Whether this really happened we do not know. However, as there was no Countess of Derby at the time of Gaunt and Katherine’s wedding (Mary, wife of Henry of Bolingbroke, had died two years earlier), it seems unlikely to have been an event actually witnessed by Froissart.
However, his knowledge of the English court would suggest that his portrayal was accurate in tone if not in detail. The objection at court, as portrayed here by Froissart, would appear to be based on status, with the disgrace lying, as Philips has argued, not in Katherine ‘being the mistress of a great man . . . but in getting above her baseborn station by presuming to marry the man she slept with’. The great ladies of the court have no sense of outrage at any previous immoral liaison, but have a heightened sense of the damage done to their personal prestige, having to give way to a woman of lower status.
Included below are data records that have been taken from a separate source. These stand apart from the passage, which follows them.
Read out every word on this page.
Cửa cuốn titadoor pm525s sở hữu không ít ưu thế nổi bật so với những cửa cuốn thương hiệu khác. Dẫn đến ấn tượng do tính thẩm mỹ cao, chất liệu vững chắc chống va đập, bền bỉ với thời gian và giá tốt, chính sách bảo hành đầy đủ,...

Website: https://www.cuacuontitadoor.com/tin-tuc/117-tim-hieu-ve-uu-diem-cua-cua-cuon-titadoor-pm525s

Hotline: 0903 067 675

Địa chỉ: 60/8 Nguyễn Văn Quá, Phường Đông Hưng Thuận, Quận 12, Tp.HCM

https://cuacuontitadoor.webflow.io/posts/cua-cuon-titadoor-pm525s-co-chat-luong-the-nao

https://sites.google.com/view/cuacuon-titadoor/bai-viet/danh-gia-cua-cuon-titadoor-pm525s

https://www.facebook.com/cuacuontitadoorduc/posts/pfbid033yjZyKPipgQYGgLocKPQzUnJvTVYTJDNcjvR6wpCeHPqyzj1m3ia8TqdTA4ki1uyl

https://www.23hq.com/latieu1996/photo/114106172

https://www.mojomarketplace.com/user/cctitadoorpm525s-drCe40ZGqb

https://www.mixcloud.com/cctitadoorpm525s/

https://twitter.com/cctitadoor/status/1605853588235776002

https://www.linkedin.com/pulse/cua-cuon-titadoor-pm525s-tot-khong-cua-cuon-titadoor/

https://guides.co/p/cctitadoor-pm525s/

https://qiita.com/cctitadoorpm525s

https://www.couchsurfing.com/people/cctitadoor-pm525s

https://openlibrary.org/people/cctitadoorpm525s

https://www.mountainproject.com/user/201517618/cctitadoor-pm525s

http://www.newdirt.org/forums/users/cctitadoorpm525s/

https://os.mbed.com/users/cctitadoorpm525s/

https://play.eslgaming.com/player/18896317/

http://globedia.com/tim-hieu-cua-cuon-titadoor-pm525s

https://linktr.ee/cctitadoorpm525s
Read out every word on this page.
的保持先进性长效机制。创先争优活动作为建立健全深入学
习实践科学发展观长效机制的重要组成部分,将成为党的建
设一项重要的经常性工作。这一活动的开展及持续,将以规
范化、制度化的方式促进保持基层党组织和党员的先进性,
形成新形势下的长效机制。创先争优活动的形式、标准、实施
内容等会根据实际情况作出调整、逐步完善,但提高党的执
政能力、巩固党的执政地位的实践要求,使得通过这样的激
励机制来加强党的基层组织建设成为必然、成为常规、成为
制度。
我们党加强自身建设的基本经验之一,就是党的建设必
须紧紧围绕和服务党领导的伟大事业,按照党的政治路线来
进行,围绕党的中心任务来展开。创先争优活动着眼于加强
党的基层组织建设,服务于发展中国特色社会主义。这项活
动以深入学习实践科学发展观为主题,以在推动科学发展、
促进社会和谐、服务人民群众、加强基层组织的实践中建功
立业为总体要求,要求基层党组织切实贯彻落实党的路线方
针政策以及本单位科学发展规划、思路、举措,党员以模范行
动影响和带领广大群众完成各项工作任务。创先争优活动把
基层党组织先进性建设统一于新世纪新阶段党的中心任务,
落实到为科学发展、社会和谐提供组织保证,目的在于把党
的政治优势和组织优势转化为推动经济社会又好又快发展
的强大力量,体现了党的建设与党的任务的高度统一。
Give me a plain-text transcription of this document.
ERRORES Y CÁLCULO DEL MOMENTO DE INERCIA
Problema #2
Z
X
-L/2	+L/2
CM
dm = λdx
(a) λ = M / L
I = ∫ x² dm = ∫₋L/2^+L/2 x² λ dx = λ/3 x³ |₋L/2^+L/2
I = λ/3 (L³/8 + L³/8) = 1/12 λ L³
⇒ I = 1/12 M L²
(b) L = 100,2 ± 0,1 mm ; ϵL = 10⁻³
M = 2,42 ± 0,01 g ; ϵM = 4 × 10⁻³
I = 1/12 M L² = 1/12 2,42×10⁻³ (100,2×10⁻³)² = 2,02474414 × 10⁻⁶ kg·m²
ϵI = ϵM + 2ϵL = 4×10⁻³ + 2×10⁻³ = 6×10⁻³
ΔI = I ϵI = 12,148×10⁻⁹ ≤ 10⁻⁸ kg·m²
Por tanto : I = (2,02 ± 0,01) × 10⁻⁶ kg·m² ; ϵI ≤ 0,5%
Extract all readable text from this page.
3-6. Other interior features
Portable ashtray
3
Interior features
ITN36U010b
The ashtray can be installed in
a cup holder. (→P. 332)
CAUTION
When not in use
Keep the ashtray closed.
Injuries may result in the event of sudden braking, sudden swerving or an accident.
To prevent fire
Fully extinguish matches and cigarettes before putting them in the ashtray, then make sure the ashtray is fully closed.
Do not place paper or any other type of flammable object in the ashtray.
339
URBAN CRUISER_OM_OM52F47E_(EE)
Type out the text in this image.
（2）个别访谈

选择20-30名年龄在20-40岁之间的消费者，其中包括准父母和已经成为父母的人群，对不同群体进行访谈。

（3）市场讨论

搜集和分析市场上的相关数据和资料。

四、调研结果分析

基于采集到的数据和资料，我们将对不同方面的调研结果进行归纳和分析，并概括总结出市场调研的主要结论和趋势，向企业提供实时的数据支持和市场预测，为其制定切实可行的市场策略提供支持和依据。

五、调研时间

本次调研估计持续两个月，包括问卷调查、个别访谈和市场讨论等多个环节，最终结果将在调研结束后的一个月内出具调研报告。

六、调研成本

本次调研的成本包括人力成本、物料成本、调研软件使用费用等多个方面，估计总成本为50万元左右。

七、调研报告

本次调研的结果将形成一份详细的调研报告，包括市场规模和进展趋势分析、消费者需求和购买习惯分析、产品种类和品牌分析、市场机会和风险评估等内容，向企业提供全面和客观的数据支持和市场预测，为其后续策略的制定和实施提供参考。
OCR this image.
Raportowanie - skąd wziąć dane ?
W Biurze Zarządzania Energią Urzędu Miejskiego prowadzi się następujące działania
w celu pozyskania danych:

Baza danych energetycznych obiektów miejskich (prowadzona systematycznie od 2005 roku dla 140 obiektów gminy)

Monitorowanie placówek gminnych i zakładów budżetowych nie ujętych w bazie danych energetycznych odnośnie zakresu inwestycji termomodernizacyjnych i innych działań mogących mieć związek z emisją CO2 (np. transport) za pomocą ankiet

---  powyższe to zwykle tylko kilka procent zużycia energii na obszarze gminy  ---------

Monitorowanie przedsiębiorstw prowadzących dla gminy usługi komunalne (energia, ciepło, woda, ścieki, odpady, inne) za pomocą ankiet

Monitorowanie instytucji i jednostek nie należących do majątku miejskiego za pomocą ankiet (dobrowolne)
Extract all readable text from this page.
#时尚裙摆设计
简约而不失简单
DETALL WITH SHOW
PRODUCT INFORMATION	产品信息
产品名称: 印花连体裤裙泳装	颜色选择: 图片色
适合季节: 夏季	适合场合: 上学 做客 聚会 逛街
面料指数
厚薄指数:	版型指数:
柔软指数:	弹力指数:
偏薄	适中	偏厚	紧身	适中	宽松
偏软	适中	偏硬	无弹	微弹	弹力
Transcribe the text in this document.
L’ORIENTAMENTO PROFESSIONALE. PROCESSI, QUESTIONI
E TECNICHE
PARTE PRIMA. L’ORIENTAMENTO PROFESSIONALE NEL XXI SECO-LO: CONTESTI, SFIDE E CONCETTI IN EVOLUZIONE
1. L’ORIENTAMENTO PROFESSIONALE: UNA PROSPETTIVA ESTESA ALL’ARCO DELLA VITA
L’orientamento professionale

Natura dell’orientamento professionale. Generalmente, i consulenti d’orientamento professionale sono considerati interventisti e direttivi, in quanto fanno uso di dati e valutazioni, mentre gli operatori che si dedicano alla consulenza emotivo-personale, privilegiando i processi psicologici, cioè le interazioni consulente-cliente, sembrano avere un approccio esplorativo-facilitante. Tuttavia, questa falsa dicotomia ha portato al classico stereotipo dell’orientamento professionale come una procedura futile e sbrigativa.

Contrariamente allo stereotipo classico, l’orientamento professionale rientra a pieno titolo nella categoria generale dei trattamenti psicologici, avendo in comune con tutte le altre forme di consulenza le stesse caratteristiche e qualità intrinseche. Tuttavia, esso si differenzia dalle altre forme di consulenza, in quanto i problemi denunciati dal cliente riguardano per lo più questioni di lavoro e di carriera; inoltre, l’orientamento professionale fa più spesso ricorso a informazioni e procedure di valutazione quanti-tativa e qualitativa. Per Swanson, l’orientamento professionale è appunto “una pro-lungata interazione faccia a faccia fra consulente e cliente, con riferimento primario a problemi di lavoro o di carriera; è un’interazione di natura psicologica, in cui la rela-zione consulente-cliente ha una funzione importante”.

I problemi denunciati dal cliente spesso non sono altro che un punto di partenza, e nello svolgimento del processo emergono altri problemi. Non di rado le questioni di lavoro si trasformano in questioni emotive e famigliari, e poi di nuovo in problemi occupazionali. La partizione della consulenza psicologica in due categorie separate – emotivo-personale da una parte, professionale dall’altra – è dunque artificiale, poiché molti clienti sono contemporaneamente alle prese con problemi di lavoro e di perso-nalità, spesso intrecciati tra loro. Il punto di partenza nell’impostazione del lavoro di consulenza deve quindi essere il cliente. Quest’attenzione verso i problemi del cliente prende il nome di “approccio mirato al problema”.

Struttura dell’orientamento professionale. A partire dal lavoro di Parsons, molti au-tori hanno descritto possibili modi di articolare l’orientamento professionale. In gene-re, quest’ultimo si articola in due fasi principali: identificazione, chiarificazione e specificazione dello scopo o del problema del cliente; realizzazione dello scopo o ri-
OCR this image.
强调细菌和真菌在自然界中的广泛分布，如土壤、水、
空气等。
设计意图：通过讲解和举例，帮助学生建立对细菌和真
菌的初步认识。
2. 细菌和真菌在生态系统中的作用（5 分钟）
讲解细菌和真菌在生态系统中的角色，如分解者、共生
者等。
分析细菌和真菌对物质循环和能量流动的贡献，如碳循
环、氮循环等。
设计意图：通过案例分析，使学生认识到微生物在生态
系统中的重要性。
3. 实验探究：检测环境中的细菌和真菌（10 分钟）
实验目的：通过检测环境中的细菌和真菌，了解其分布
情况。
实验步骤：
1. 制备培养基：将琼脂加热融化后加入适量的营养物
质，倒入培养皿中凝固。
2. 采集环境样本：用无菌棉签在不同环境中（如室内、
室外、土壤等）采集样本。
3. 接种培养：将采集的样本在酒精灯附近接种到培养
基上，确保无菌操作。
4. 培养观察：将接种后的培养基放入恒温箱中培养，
The conclusion can be drawn that, had Katherine been of noble birth, there would have been no objection to the marriage from the ladies of the court – but the affair may then have been more of a scandal. Katherine was good enough to be a mistress, but not to be Gaunt’s official consort, whereas a woman good enough to be a duchess would surely not have paraded publicly as a mistress: ‘English elite society was materialistic and pragmatic enough to tolerate marriages between merchant and gentry, or gentry and aristocratic, groups, if worldly ambition were served thereby, but powerful taboos, born out of intense class consciousness, lurked just below the surface.’ Indeed, males of the gentry and aristocratic classes had mistresses without suffering condemnation, but the women were either prostitutes or women of lower status who were themselves married or widowed and presumably therefore considered women of the world. Certainly the class issue can be seen to arise when marriage occurred. Elizabeth of Lancaster’s elopement with Holland was a scandal until they married, whereas de Vere’s conduct with Agnes Lancecron became a scandal when his noble wife was unceremoniously dumped for a woman who was a mere waiting maid. It was on the marriage of Agnes to de Vere, and Katherine to Gaunt, that both women were emphatically described as being of low birth.
But Froissart suggests that the manner in which Katherine conducted herself was in actual fact of the standard desired in noble ladies: ‘Catherine Roet, however, remained duchess of Lancaster, and the second lady in England, as long as she lived, and she was often with the king. She was a lady accustomed to honours, for she had been brought up at court during her youth.’ This implies that Katherine was able to hold her own among the highest ranks of society. And surely Gaunt would not have married a woman unable to carry out duties by the side of the King. But Froissart’s style is problematic – his flowery and chivalrous prose shows he was influenced by romance literature. Furthermore, ‘he was always reluctant to criticise the wealthy and influential, especially if they came from his native Hainault’. In this respect, it is notable that, when being disparaging about Katherine, Froissart calls her Swynford, but when being complimentary he calls her Roet. The maiden apparently cannot be faulted, but the widow can. Moreover, the mistakes Froissart made with regard to her children, and to the presence of the Countess of Derby, cast doubts over the accuracy of his comments on Katherine. However, it does seem highly likely that the royal ladies at court would have found it objectionable to make way for a mere knight’s daughter, while at the same time it is highly probable that Katherine did excel at court etiquette, as a result of both her court upbringing and her role as governess.